Вопрос был настолько внезапным, что я даже растерялась, но быстро “нашлась” и, задрав подбородок, выпалила:
— А твое какое дело?
— Такое… — лежащая на моей спине рука, медленно сползла вниз, со вкусом обхватила и сжала ягодицу. Помнится, Дейреку за подобное прилетело по самое не горюй… — Ты имей в виду, что он в том числе и поэтому “рыскач”.
— Тебя не спросила! — фыркнула я, не скидывая тем не менее руку. Хорошо же лежит! — Как там у Навары дела?
Солнышко сложил брови домиком.
— Навары? При чем тут?.. — задумался. И неожиданно заулыбался.
Я таки сбросила наглую ладонь и попыталась удрать на свою кровать.
Была перехвачена поперек живота и возвращена на место. Теплое, хорошее, пригретое место под одеялом и Солнышком.
— У меня ничего нет с Наварой, — произнес он мне на ухо.
Я сделала вид, что сплю.
А утром после тренировки Рысчкач каким-то мистическим образом снова оказался рядом, плескался и всячески играл мускулами. Я посмотрела на него задумчиво и негромко, но четко сказала:
— Дейрек. Нет — значит нет.
Цербер окончательно все осознал, проникся, дружески хлопнул меня по плечу и свалил — на нет и суда нет.
А мне очень хотелось треснуть полотенцем поперек кое чьей спины. Уж больно самодовольной она выглядела.
Крепкое осеннее яблоко звонко хрупало на зубах, заполняя рот соком, заставляя Коряжку пофыркивать и вздыхать об участи бедного, голодного, нелюбимого злой хозяйкой верхового животного.
Камень и Гранит смотрели на нас с совершенно одинаковым неодобрением на одинаково породистых мордах: идеально выезженный тильзирец никогда бы себе такого не позволил. А потому гнедой с золотистым единогласно считали, что и я своему коню подобного позволять не должна.
Но меня их соображения интересовали мало. Больше, чем на них, я смотрела на уши Коряжки: две минуты назад рыжая скотина поддала задом на ровном шагу, надеясь, что я от такого финта уроню яблоко, и я не сомневалась: стоит мне только отвлечься — он тут же проделает это снова.
Мы просидели в акрополе больше недели и я чувствовала теперь себя разбалованной, разнеженной девицей. Из малых дозоров мы вынесли только тушку непонятно как загулявшего в эти края трясинника, да уничтожили гнездо могильных шершней. Оно и понятно, что именно для таких дел дозоры и нужны, но душа тосковала по подвигам.

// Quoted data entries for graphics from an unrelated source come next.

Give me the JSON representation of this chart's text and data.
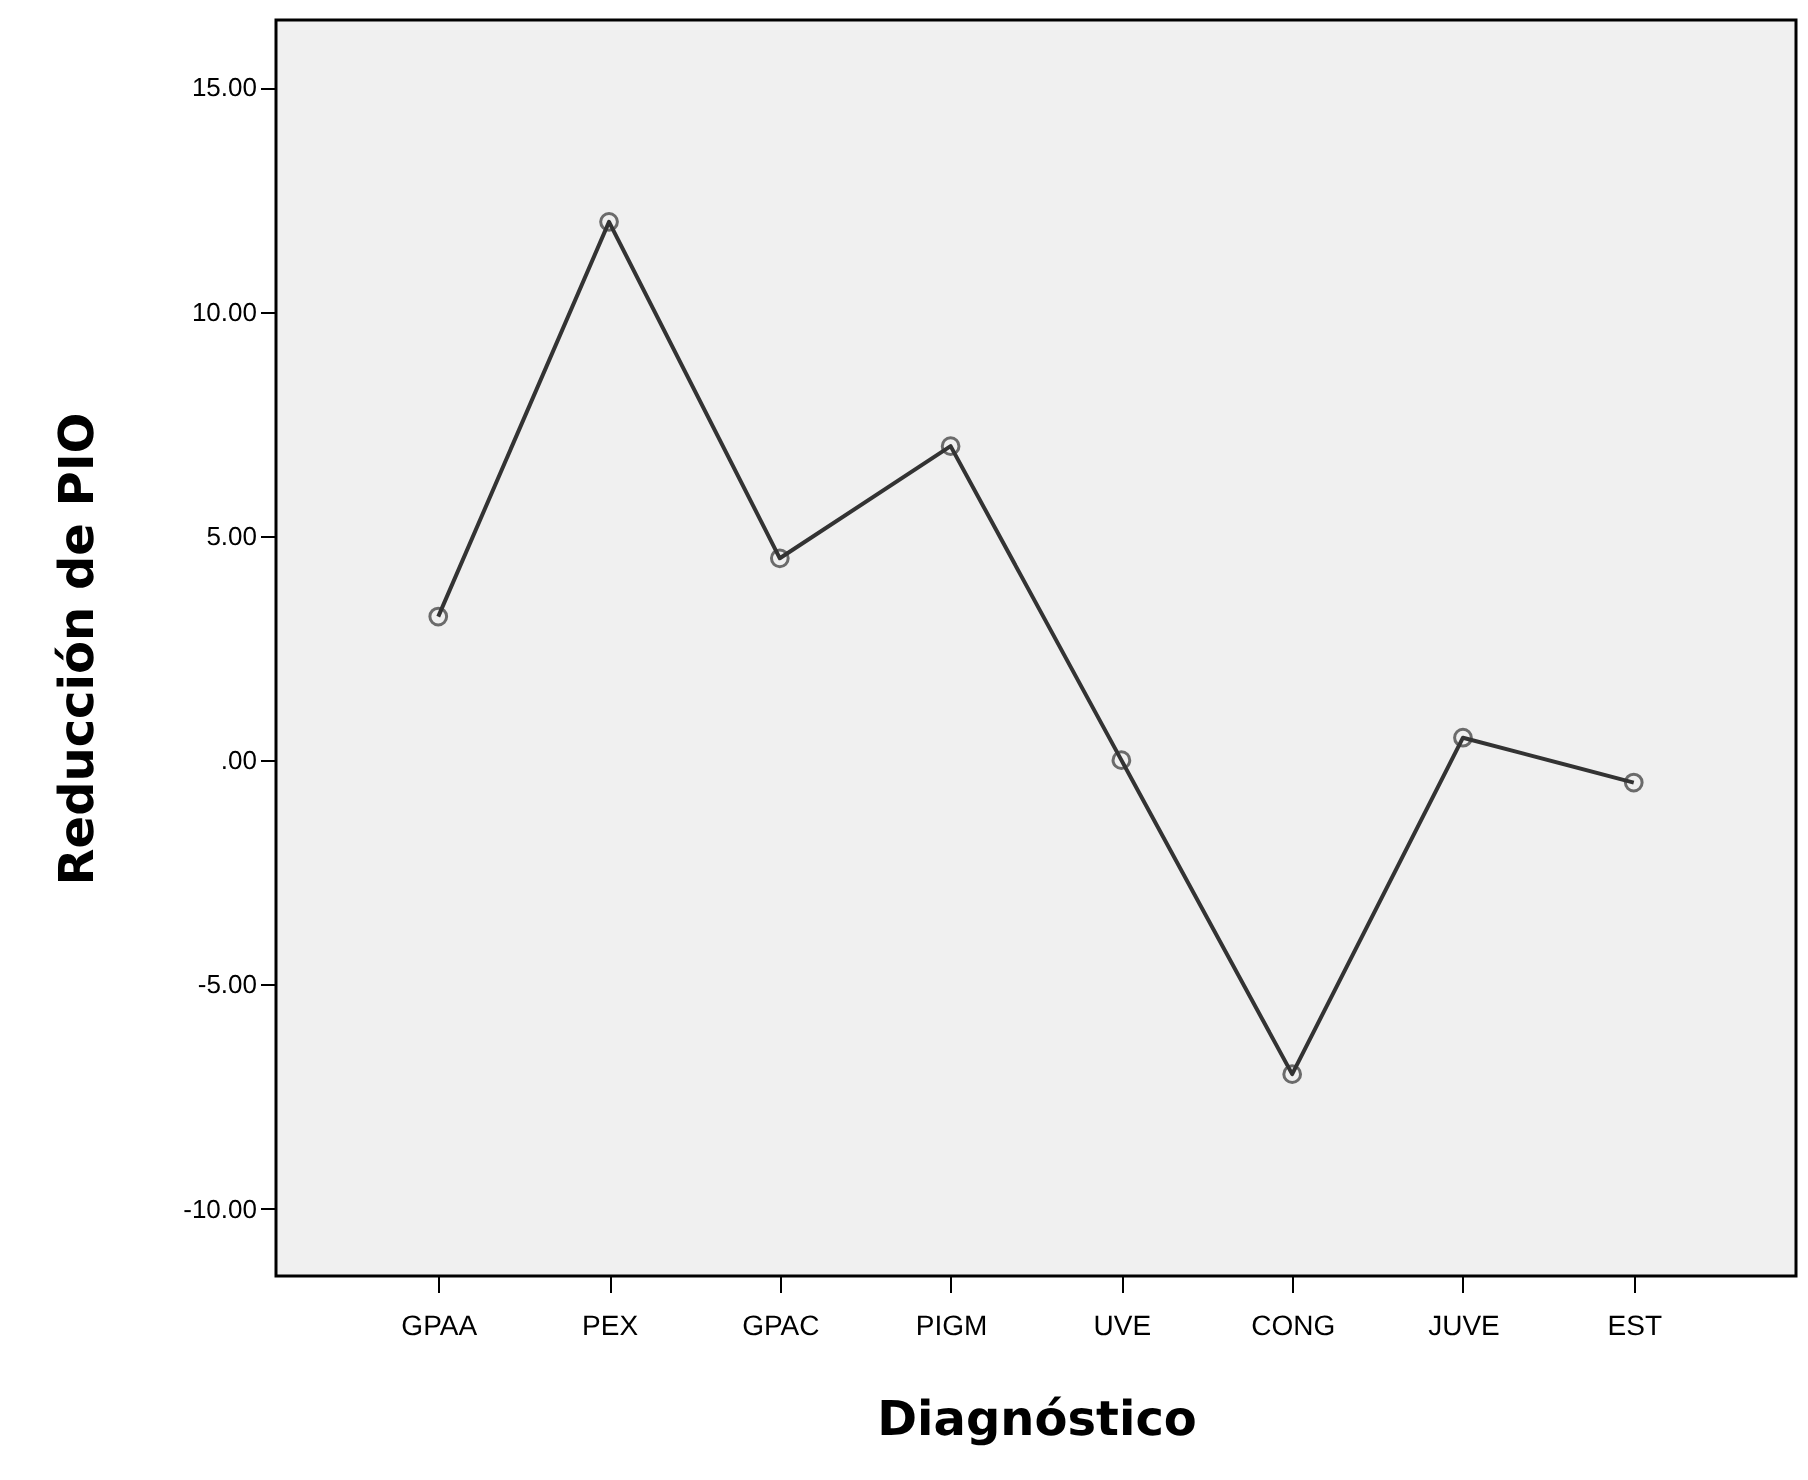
{
  "chart_data": {
    "type": "line",
    "xlabel": "Diagnóstico",
    "ylabel": "Reducción de PIO",
    "categories": [
      "GPAA",
      "PEX",
      "GPAC",
      "PIGM",
      "UVE",
      "CONG",
      "JUVE",
      "EST"
    ],
    "series": [
      {
        "color": "#333333",
        "values": [
          3.2,
          12.0,
          4.5,
          7.0,
          0.0,
          -7.0,
          0.5,
          -0.5
        ]
      }
    ],
    "ylim": [
      -11.5,
      16.5
    ],
    "yticks": [
      {
        "value": -10,
        "label": "-10.00"
      },
      {
        "value": -5,
        "label": "-5.00"
      },
      {
        "value": 0,
        "label": ".00"
      },
      {
        "value": 5,
        "label": "5.00"
      },
      {
        "value": 10,
        "label": "10.00"
      },
      {
        "value": 15,
        "label": "15.00"
      }
    ],
    "grid": false,
    "marker": "circle",
    "line_style": "solid"
  }
}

А потому, когда Солнышко заявился со словами “у нас задание”, я сорвалась с места стрелой, не уточнив даже, какое.
Как потом выяснилось — зря, зря…
В Кремос пришло письмо из Логова. Никто из тех, кто рыскал в замке графов Бирнских после таинственного происшествия с потерявшим память виконтом, книгу не видел. И это было весьма подозрительно, потому что я была права, а Солнышко — нет. Если бы увидели, обязательно бы сделали список для орденской библиотеки. А потому теперь Илиана, меня и книгу приглашали в Логово. Ну, и раз уж мы все равно туда поедем, то по пути…

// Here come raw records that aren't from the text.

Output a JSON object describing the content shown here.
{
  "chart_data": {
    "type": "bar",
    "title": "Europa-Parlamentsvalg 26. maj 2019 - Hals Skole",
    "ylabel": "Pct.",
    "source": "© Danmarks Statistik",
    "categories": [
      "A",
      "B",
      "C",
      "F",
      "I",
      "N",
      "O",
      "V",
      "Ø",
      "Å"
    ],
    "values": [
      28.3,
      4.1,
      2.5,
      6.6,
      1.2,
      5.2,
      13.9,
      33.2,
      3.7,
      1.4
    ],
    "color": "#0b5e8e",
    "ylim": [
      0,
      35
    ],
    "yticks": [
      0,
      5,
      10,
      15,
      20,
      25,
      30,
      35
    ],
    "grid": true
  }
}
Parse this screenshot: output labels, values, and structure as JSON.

По пути означало четыре дня только на крюк. Но для бешеной собаки, как говорится…
Яблоко закончилось, Коряжка успокоился, и теперь можно было отвлекаться на происходящее, не боясь вылететь из седла или остаться без пальцев. Не то, чтобы мне на самом деле это грозило, но ради лошадиного самолюбия я готовы была сделать вид, что иногда боюсь-боюсь.

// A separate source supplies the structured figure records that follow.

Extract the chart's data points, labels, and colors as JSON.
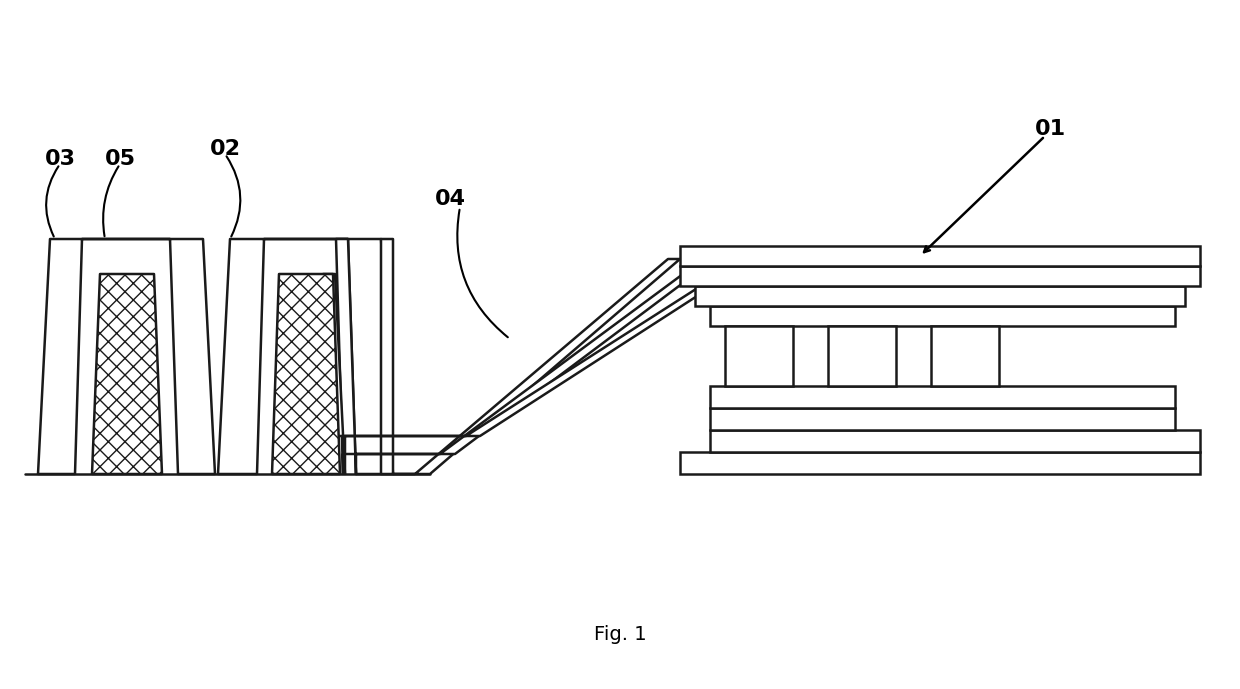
{
  "bg_color": "#ffffff",
  "line_color": "#1a1a1a",
  "fig_width": 12.4,
  "fig_height": 6.89,
  "caption": "Fig. 1",
  "caption_fontsize": 14
}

Я уже готова была задать вопросы насчет задания, но Илиан заговорил первым.
— Танис, давай после этой поездки ты откажешься работать со мной в паре?
От неожиданности я поперхнулась воздухом.
Последние дни, после той самой пьянки, Солнышко был натуральным солнышком. В меру язвителен, в меру мил. Днем гонял меня в хвост и в гриву, а ночью… скажем, если наблюдатель и приходил, я была либо слишком занята, либо слишком хорошо после занятости спала, чтобы заметить его присутствие!